Is The Government Really Spying On You Through Your Webcams?: Looking at the Evidence

Is The Government Really Spying On You Through Your Webcams?: Looking at the Evidence

In 2018, the Internet saw an odd explosion in what has since been known as the ‘FBI Webcam Surveillance’ meme. For those unfamiliar, the meme basically saw people poking fun and making humorous jabs at the possibility of the government spying on us through our gadget webcams; with every person on the globe (or at least in the USA) being assigned a personal ‘FBI Agent’ to watch over us and monitor our every move. Like most things on the Internet, the otherwise frightening possibility made increasing turns for the humorous every time it was propagated; eventually devolving into little more than a funny meme to be shared and laughed at by the online masses. But what if there was evidence that this ‘meme’ may be truer than you think? 

In a world increasingly saturated by digital devices, it’s difficult not to feel as though our private lives are constantly being pervaded by surveillance. We spend most of our time on the Internet or surrounded by technology; watching television or browsing web pages or using mobile apps created by a mobile app developer in Malaysia. However, we never really spend time interrogating some crucially important things – just who are we sending our data to every time we visit a webpage, or talk to Google Alexa, or play our favorite mobile apps? Is it a famous mobile app developer in Malaysia? A top mobile app developer in Malaysia who we know and trust? Or is it someone more unknown and more nefarious?  And who exactly might be using this information without our knowing, or spying at us through our phones and laptops? 

So while the internet may scoff and laugh at the possibility now, here are some scary truths that lend formidable evidence that someone, somewhere, may be spying at us through our webcams and devices. 

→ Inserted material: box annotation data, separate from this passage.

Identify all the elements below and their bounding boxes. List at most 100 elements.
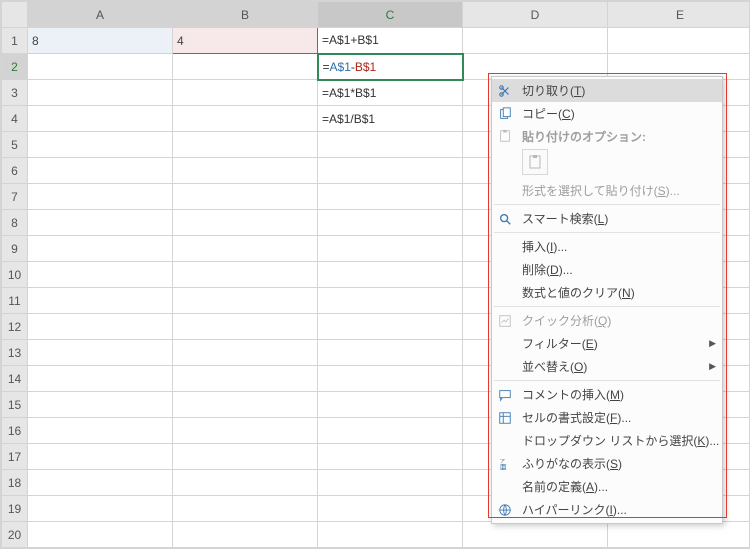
select-all-corner[interactable] xyxy=(2,2,28,28)
cell-C16[interactable] xyxy=(318,418,463,444)
col-header-B[interactable]: B xyxy=(173,2,318,28)
cell-C6[interactable] xyxy=(318,158,463,184)
row-header-12[interactable]: 12 xyxy=(2,314,28,340)
paste-button[interactable] xyxy=(522,149,548,175)
cell-B20[interactable] xyxy=(173,522,318,548)
cell-B11[interactable] xyxy=(173,288,318,314)
cell-C17[interactable] xyxy=(318,444,463,470)
cell-D20[interactable] xyxy=(463,522,608,548)
cell-B4[interactable] xyxy=(173,106,318,132)
cell-A2[interactable] xyxy=(28,54,173,80)
cell-A7[interactable] xyxy=(28,184,173,210)
cell-C4[interactable]: =A$1/B$1 xyxy=(318,106,463,132)
menu-insert-comment[interactable]: コメントの挿入(M) xyxy=(492,383,722,406)
cell-B15[interactable] xyxy=(173,392,318,418)
menu-sort[interactable]: 並べ替え(O) ▶ xyxy=(492,355,722,378)
menu-filter[interactable]: フィルター(E) ▶ xyxy=(492,332,722,355)
menu-cut[interactable]: 切り取り(T) xyxy=(492,79,722,102)
col-header-A[interactable]: A xyxy=(28,2,173,28)
cell-B9[interactable] xyxy=(173,236,318,262)
col-header-C[interactable]: C xyxy=(318,2,463,28)
cell-C20[interactable] xyxy=(318,522,463,548)
cell-C3[interactable]: =A$1*B$1 xyxy=(318,80,463,106)
cell-C11[interactable] xyxy=(318,288,463,314)
menu-format-cells[interactable]: セルの書式設定(F)... xyxy=(492,406,722,429)
cell-B13[interactable] xyxy=(173,340,318,366)
cell-A8[interactable] xyxy=(28,210,173,236)
row-header-11[interactable]: 11 xyxy=(2,288,28,314)
cell-C2[interactable]: =A$1-B$1 xyxy=(318,54,463,80)
cell-A4[interactable] xyxy=(28,106,173,132)
row-header-5[interactable]: 5 xyxy=(2,132,28,158)
row-header-2[interactable]: 2 xyxy=(2,54,28,80)
cell-C18[interactable] xyxy=(318,470,463,496)
cell-C7[interactable] xyxy=(318,184,463,210)
menu-copy[interactable]: コピー(C) xyxy=(492,102,722,125)
cell-A9[interactable] xyxy=(28,236,173,262)
cell-B8[interactable] xyxy=(173,210,318,236)
cell-C10[interactable] xyxy=(318,262,463,288)
cell-C1[interactable]: =A$1+B$1 xyxy=(318,28,463,54)
menu-hyperlink[interactable]: ハイパーリンク(I)... xyxy=(492,498,722,521)
cell-A20[interactable] xyxy=(28,522,173,548)
cell-B16[interactable] xyxy=(173,418,318,444)
cell-B12[interactable] xyxy=(173,314,318,340)
col-header-D[interactable]: D xyxy=(463,2,608,28)
row-header-15[interactable]: 15 xyxy=(2,392,28,418)
cell-A19[interactable] xyxy=(28,496,173,522)
cell-B3[interactable] xyxy=(173,80,318,106)
row-header-10[interactable]: 10 xyxy=(2,262,28,288)
cell-B17[interactable] xyxy=(173,444,318,470)
row-header-8[interactable]: 8 xyxy=(2,210,28,236)
cell-A11[interactable] xyxy=(28,288,173,314)
cell-B5[interactable] xyxy=(173,132,318,158)
cell-A12[interactable] xyxy=(28,314,173,340)
cell-B7[interactable] xyxy=(173,184,318,210)
cell-A5[interactable] xyxy=(28,132,173,158)
col-header-E[interactable]: E xyxy=(608,2,750,28)
cell-C14[interactable] xyxy=(318,366,463,392)
cell-C13[interactable] xyxy=(318,340,463,366)
cell-C12[interactable] xyxy=(318,314,463,340)
cell-B1[interactable]: 4 xyxy=(173,28,318,54)
cell-E20[interactable] xyxy=(608,522,750,548)
cell-A16[interactable] xyxy=(28,418,173,444)
cell-C19[interactable] xyxy=(318,496,463,522)
cell-A10[interactable] xyxy=(28,262,173,288)
cell-B10[interactable] xyxy=(173,262,318,288)
cell-B14[interactable] xyxy=(173,366,318,392)
cell-B2[interactable] xyxy=(173,54,318,80)
cell-A3[interactable] xyxy=(28,80,173,106)
cell-A17[interactable] xyxy=(28,444,173,470)
cell-E1[interactable] xyxy=(608,28,750,54)
row-header-1[interactable]: 1 xyxy=(2,28,28,54)
cell-B6[interactable] xyxy=(173,158,318,184)
menu-smart-lookup[interactable]: スマート検索(L) xyxy=(492,207,722,230)
row-header-7[interactable]: 7 xyxy=(2,184,28,210)
row-header-4[interactable]: 4 xyxy=(2,106,28,132)
cell-B18[interactable] xyxy=(173,470,318,496)
cell-A14[interactable] xyxy=(28,366,173,392)
cell-C5[interactable] xyxy=(318,132,463,158)
menu-clear[interactable]: 数式と値のクリア(N) xyxy=(492,281,722,304)
row-header-9[interactable]: 9 xyxy=(2,236,28,262)
row-header-19[interactable]: 19 xyxy=(2,496,28,522)
row-header-16[interactable]: 16 xyxy=(2,418,28,444)
row-header-18[interactable]: 18 xyxy=(2,470,28,496)
cell-C15[interactable] xyxy=(318,392,463,418)
cell-A15[interactable] xyxy=(28,392,173,418)
menu-insert[interactable]: 挿入(I)... xyxy=(492,235,722,258)
row-header-17[interactable]: 17 xyxy=(2,444,28,470)
cell-C8[interactable] xyxy=(318,210,463,236)
cell-A13[interactable] xyxy=(28,340,173,366)
menu-delete[interactable]: 削除(D)... xyxy=(492,258,722,281)
row-header-6[interactable]: 6 xyxy=(2,158,28,184)
menu-pick-from-list[interactable]: ドロップダウン リストから選択(K)... xyxy=(492,429,722,452)
cell-C9[interactable] xyxy=(318,236,463,262)
row-header-14[interactable]: 14 xyxy=(2,366,28,392)
cell-D1[interactable] xyxy=(463,28,608,54)
cell-A1[interactable]: 8 xyxy=(28,28,173,54)
cell-A6[interactable] xyxy=(28,158,173,184)
cell-A18[interactable] xyxy=(28,470,173,496)
menu-define-name[interactable]: 名前の定義(A)... xyxy=(492,475,722,498)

The Popularity Of The ‘Tape-Over’ Method 

Tape-Over Method

Even before the ‘FBI Webcam Surveillance’ meme first began permeating the Internet in 2018, people have been long suspicious of their own digital devices. This paranoia is made pretty evident with the long-standing popularity of the webcam ‘tape-over’ method – in which, as it says on the tin, a person tapes over their (usually laptop) webcam with a piece of non-clear tape; usually to obstruct any potential ‘watchers’. It’s a pretty commonplace thing to do, nowadays, but evidently harmless. After all, people are just paranoid…right? 

It’s easy to wave off this ‘taping’ act as simply the result of a widespread, yet unfounded, paranoia. But in as early as 2016, it was found out that people as high up the security radar as the founder of Facebook, Mark Zuckerberg, and even then FBI Director James Comey, were taping over their laptop webcams – which really does lend this otherwise fruitless act some unsettling credence. After all, if even the Facebook founder and FBI Director themselves, who are top guns in the security world, were sharing in this surveillance paranoia, is it really as unfounded as we may think? 

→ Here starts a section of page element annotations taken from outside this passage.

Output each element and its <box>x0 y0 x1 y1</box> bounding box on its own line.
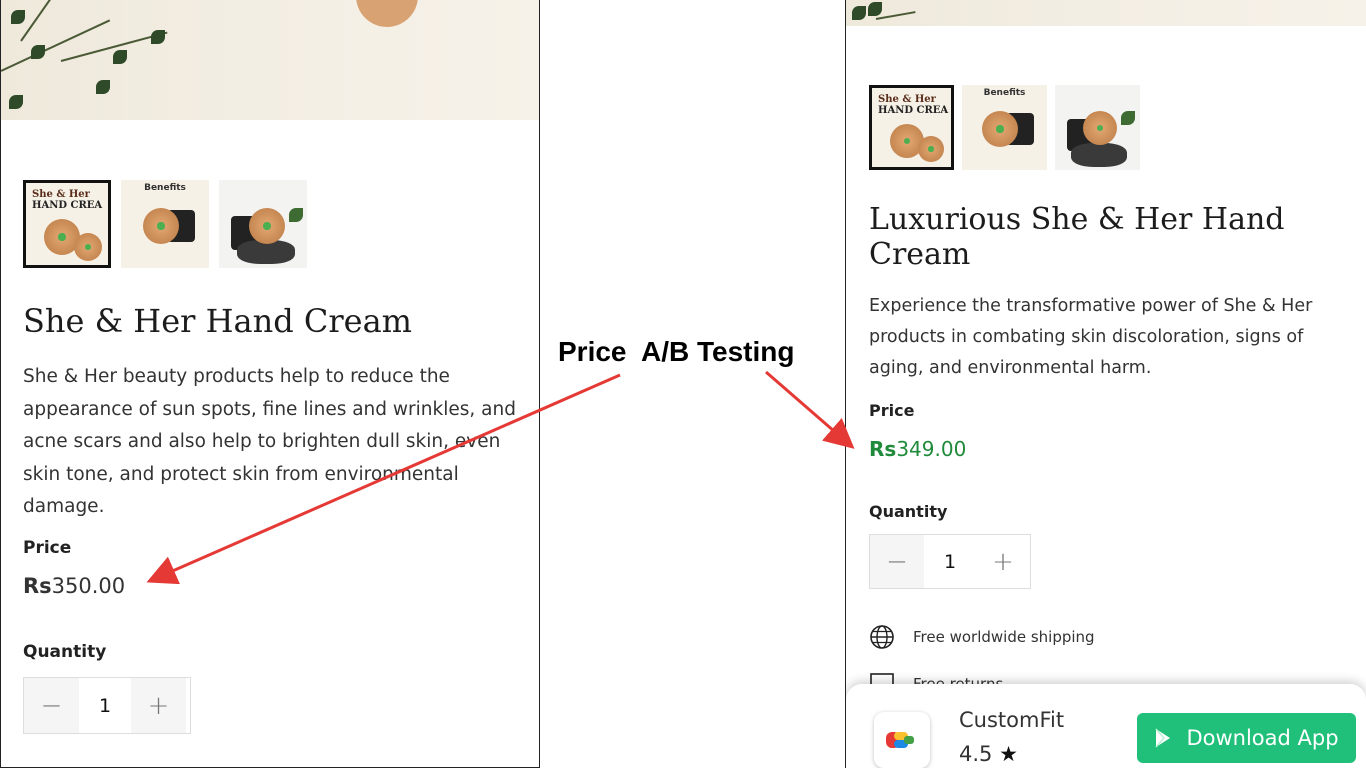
variant-b-panel: She & Her HAND CREA Benefits Luxurious Sh… <box>845 0 1366 768</box>
feature-shipping: Free worldwide shipping <box>869 624 1095 650</box>
arrow-to-price-b <box>765 370 855 449</box>
currency-symbol: Rs <box>869 437 897 461</box>
increase-quantity-button[interactable]: + <box>976 535 1030 588</box>
decrease-quantity-button[interactable]: − <box>870 535 924 588</box>
product-description: Experience the transformative power of S… <box>869 296 1313 378</box>
quantity-label: Quantity <box>869 502 948 521</box>
leaf-icon <box>868 2 882 16</box>
price-value: Rs350.00 <box>23 574 125 598</box>
variant-a-panel: She & Her HAND CREA Benefits She & Her Ha… <box>0 0 540 768</box>
hero-image <box>1 0 539 120</box>
price-label: Price <box>869 401 915 420</box>
thumbnail-gallery: She & Her HAND CREA Benefits <box>869 85 1140 170</box>
app-download-banner: CustomFit 4.5 ★ Download App <box>846 684 1366 768</box>
thumb-text-line1: She & Her <box>32 189 90 200</box>
decrease-quantity-button[interactable]: − <box>24 678 79 733</box>
jar-lid-image <box>143 208 179 244</box>
thumbnail-2[interactable]: Benefits <box>962 85 1047 170</box>
leaf-icon <box>11 10 25 24</box>
app-name: CustomFit <box>959 708 1065 732</box>
thumb-text-line2: HAND CREA <box>878 105 949 116</box>
quantity-label: Quantity <box>23 642 107 662</box>
thumbnail-2[interactable]: Benefits <box>121 180 209 268</box>
thumbnail-gallery: She & Her HAND CREA Benefits <box>23 180 307 268</box>
currency-symbol: Rs <box>23 574 52 598</box>
star-icon: ★ <box>999 742 1018 766</box>
quantity-stepper: − 1 + <box>23 677 191 734</box>
thumbnail-1[interactable]: She & Her HAND CREA <box>869 85 954 170</box>
thumb-caption: Benefits <box>144 183 186 193</box>
app-rating: 4.5 ★ <box>959 742 1018 766</box>
branch-decoration <box>20 0 74 42</box>
jar-lid-image <box>918 136 944 162</box>
stone-image <box>1071 143 1127 167</box>
thumb-caption: Benefits <box>983 88 1026 98</box>
leaf-icon <box>113 50 127 64</box>
leaf-icon <box>9 95 23 109</box>
leaf-icon <box>151 30 165 44</box>
product-description: She & Her beauty products help to reduce… <box>23 366 516 517</box>
leaf-icon <box>852 6 866 20</box>
download-app-label: Download App <box>1186 726 1339 750</box>
quantity-input[interactable]: 1 <box>79 678 131 733</box>
price-label: Price <box>23 538 72 558</box>
rating-value: 4.5 <box>959 742 993 766</box>
hero-image <box>846 0 1366 26</box>
play-store-icon <box>1155 728 1171 748</box>
quantity-input[interactable]: 1 <box>924 535 976 588</box>
product-jar-image <box>356 0 418 27</box>
leaf-icon <box>1121 111 1135 125</box>
product-title: She & Her Hand Cream <box>23 302 412 340</box>
annotation-label: Price A/B Testing <box>558 336 795 367</box>
thumbnail-3[interactable] <box>1055 85 1140 170</box>
leaf-icon <box>96 80 110 94</box>
globe-icon <box>870 625 894 649</box>
thumb-text-line2: HAND CREA <box>32 200 103 211</box>
price-amount: 349.00 <box>896 437 967 461</box>
thumbnail-1[interactable]: She & Her HAND CREA <box>23 180 111 268</box>
jar-lid-image <box>249 208 285 244</box>
price-value: Rs349.00 <box>869 437 966 461</box>
jar-lid-image <box>74 233 102 261</box>
jar-lid-image <box>1083 111 1117 145</box>
jar-lid-image <box>982 111 1018 147</box>
customfit-logo-icon <box>874 712 930 768</box>
increase-quantity-button[interactable]: + <box>131 678 186 733</box>
thumbnail-3[interactable] <box>219 180 307 268</box>
leaf-icon <box>31 45 45 59</box>
feature-label: Free worldwide shipping <box>913 628 1095 646</box>
leaf-icon <box>289 208 303 222</box>
branch-decoration <box>1 19 111 72</box>
download-app-button[interactable]: Download App <box>1137 713 1356 763</box>
product-title: Luxurious She & Her Hand Cream <box>869 202 1285 272</box>
thumb-text-line1: She & Her <box>878 94 936 105</box>
quantity-stepper: − 1 + <box>869 534 1031 589</box>
price-amount: 350.00 <box>51 574 126 598</box>
branch-decoration <box>875 11 916 20</box>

Yes – Technology Can Spy On You 

Technology Can Spy On You

It was a pretty shocking realization for some, and a much less surprising one for others. But yes – recently, it was found out that applications like Alexa, Siri, and Google Home can, and in fact do, spy on people. 

Around 2019, people were roused by the disconcerting discovery that Alexa, Siri, Google Home, and other similar applications would sometimes be ‘awake’ even when owners believed they were asleep; and that they would even ‘record conversations’ without them knowing. This is apparently meant only for the purpose of data collection – in that these devices may record our conversations so as to better streamline our user experience (i.e. Alexa overhearing a conversation about how you want sweatpants can lead to her giving you options for sweatpants in the future). Still, regardless of the motives, it’s still very uncomfortable to think that your private conversations may be recorded somewhere in an unknown database – for god knows what reason. 

Section 702 

Section 702

For those still in disbelief about the likelihood of people spying via our digital devices, there’s more bad evidence to come – it’s been proven that the government can, in fact, spy on your private digital data at any time, anywhere. The question really just lies with when. 

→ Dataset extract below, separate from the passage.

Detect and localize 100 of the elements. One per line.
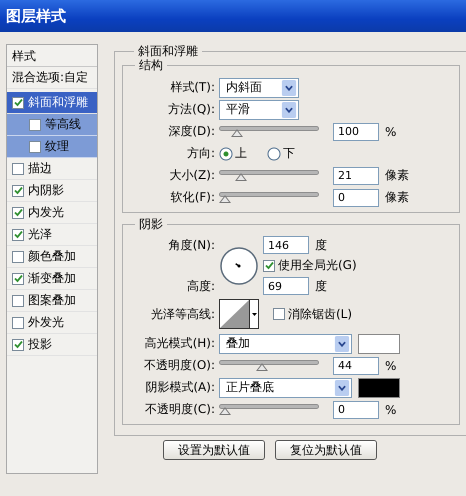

This primarily has to do with Section 702 which, for those unfamiliar, is a surveillance authority that practically enables the US government to collect the digital data and communications from any American they want, even without a warrant for search. It’s allegedly used to collect foreign intelligence, but loopholes do give the government the ability to essentially spy on it’s own citizens – and that’s a frightening concept. 

When the ‘FBI Webcam Surveillance’ meme first started circulating around 2018, people jumped on the bandwagon for many a reason – some saw it as simply a funny meme to propagate, while others knowingly indulged in what seemed an almost nihilistic mockery of our current state of life; wherein privacy is increasingly being invaded by digital surveillance. Regardless of the reason, it’s clear that the meme isn’t just a humorous but fictional internet joke as we may think – and that the reality of the situation is a lot truer, and a lot scarier, for us all.